Policial virou bandido

O termo criminalidade tem um referente imediato e preciso: as normas legais que o criminoso transgride. Já a violência é uma palavra difusa, que caracteriza até a indispensável repressão que o criminoso sofre. Os cientistas sociais sentem-se à vontade para usar como bem entendem a palavra violência. Quando aumentam roubos, seqüestros, assassinatos e estupros, o que está efetivamente ocorrendo é um aumento da criminalidade. Nunca há estatísticas precisas sobre violência porque ela engloba uma infinidade de atos não punidos pela lei e que, por isso mesmo, jamais são computados. Se uma criança briga de murro com outra e lhe tira sangue do nariz, se uma mãe bate de cipó no filho e lhe avermelha as nádegas, se dois bêbados trocam empurrões num bar sem maiores conseqüências, tem-se, aí, uma série de atos de violência que, por não serem crimes, jamais serão registrados com a precisão necessária para formar uma série estatística.

Logo, o que preocupa a sociedade e leva os intelectuais a conclamarem inócuas manifestações pela paz nunca é o aumento da violência difusa (que, reiterando, não tem como ser medida), mas o aumento da violência criminosa. Por que, então, esses intelectuais não promovem protesto contra a criminalidade e, sim, contra a violência, se é precisamente a criminalidade o que preocupa a todos? Simples: eles não poderiam enquadrar como criminalidade a justa e necessária repressão policial ao criminoso – e a criminalização da polícia sempre foi o objetivo último da maioria dos intelectuais brasileiros. Infelizmente, conseguiram esse objetivo. Quando a polícia enfrenta com balas de borracha um seqüestrador fortemente armado e o comandante do batalhão chega a dizer que trocaria o próprio filho pela vida da refém, é sinal de que a sociedade está do avesso – o policial virou bandido e o bandido virou herói.

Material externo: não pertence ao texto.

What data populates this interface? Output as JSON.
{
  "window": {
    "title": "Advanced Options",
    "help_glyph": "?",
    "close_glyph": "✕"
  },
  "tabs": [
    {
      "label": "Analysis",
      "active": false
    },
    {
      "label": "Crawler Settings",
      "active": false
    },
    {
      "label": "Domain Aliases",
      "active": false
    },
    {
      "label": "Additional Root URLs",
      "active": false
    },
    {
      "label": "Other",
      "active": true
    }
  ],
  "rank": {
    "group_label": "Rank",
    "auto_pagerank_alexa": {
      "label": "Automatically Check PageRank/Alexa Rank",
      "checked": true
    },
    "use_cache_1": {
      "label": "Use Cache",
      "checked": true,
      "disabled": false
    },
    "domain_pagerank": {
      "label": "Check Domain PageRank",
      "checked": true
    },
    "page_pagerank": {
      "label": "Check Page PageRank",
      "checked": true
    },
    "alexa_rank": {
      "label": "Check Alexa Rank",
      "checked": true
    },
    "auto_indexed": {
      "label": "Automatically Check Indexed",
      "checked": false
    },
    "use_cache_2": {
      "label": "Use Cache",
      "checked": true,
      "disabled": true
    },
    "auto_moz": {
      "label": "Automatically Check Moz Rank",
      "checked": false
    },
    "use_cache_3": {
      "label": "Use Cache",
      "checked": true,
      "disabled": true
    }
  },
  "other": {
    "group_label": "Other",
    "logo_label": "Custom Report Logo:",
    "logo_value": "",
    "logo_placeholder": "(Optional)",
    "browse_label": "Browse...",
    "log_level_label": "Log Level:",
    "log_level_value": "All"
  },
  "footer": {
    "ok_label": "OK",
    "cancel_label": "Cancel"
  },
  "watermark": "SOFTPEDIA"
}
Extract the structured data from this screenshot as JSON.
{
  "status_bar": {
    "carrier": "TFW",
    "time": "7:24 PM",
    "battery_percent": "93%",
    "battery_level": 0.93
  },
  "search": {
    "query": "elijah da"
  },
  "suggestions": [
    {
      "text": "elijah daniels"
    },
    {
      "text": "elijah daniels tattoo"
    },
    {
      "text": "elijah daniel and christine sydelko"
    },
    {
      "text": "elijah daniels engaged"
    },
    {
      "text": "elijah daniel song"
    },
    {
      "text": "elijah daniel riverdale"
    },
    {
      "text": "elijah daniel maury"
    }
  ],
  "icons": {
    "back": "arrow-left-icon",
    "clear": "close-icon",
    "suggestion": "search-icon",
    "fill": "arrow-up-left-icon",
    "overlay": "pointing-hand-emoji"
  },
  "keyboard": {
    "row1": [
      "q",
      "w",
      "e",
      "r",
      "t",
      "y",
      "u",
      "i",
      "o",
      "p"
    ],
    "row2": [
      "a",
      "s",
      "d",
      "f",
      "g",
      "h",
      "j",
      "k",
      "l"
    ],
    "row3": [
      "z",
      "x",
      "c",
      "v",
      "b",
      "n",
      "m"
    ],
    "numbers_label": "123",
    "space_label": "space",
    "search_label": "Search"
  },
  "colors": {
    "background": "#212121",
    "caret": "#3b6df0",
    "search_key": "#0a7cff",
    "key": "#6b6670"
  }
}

Negociação pode ser impossível

Um soldado só ascende ao comando de um batalhão de choque depois de passar por provas sobre-humanas de resistência física e psicológica. Um seqüestro, por mais grave que seja, não é capaz de desnorteá-lo a ponto de dizer o que ninguém mais diria. Mesmo uma pessoa sem qualquer treinamento em situações de risco jamais vai dizer que entregaria o próprio filho para um seqüestrador. Pode até se dispor a entregar a si mesma, mas jamais o próprio filho. O que levou um experimentado comandante de batalhão de choque a fazer tal declaração? Sem dúvida, o desespero de parecer gente, de mostrar que também é ser humano. Chegamos num tempo em que o policial brasileiro se sente inferior ao próprio bandido como pessoa. A declaração do coronel Eduardo José Félix de Oliveira mostra a completa falta de norte da polícia brasileira. Não por culpa dela, mas da anomia em que o país chafurda. Émile Durkheim, o fundador da sociologia como ciência, não hesitaria em classificar a sociedade brasileira atual como anômica.

Um soldado só se faz na ação. E a ação não comporta uma ética intrínseca. Seus valores têm de vir de fora. Mas se a sociedade chafurda na anomia e transforma o criminoso em vítima, onde o soldado buscará esses valores para ser o instrumento da lei? Qualquer que seja a sua atitude, ele já está previamente condenado. Numa situação de alto risco, em que mortes são inevitáveis, o policial fica sem escolha: ou cumpre a lei e será assassino, ou não cumpre e será incompetente. O coronel Eduardo Félix de Oliveira optou por ser incompetente.

Compreendo o drama desse homem de bem: é muito mais fácil encarar a família como um incompetente do que como assassino. Porque seria esse o veredicto da mídia se o criminoso tivesse morrido. Entretanto, num caso de seqüestro, a morte não é somente o desfecho possível, como em outros crimes – ela é simplesmente o ponto de partida imposto pelo seqüestrador. Por isso, ao enfrentar um seqüestro, a polícia tem de estar preparada para matar. Dependendo da gravidade do caso, nem a vida do refém pode ser prioridade. Se o preço de um seqüestro é um lote de armas pesadas para uma quadrilha de alta periculosidade ou para terroristas dispostos a tudo, a negociação pode ser impossível e – em nome da paz social – o refém terá de ser sacrificado junto com os seqüestradores.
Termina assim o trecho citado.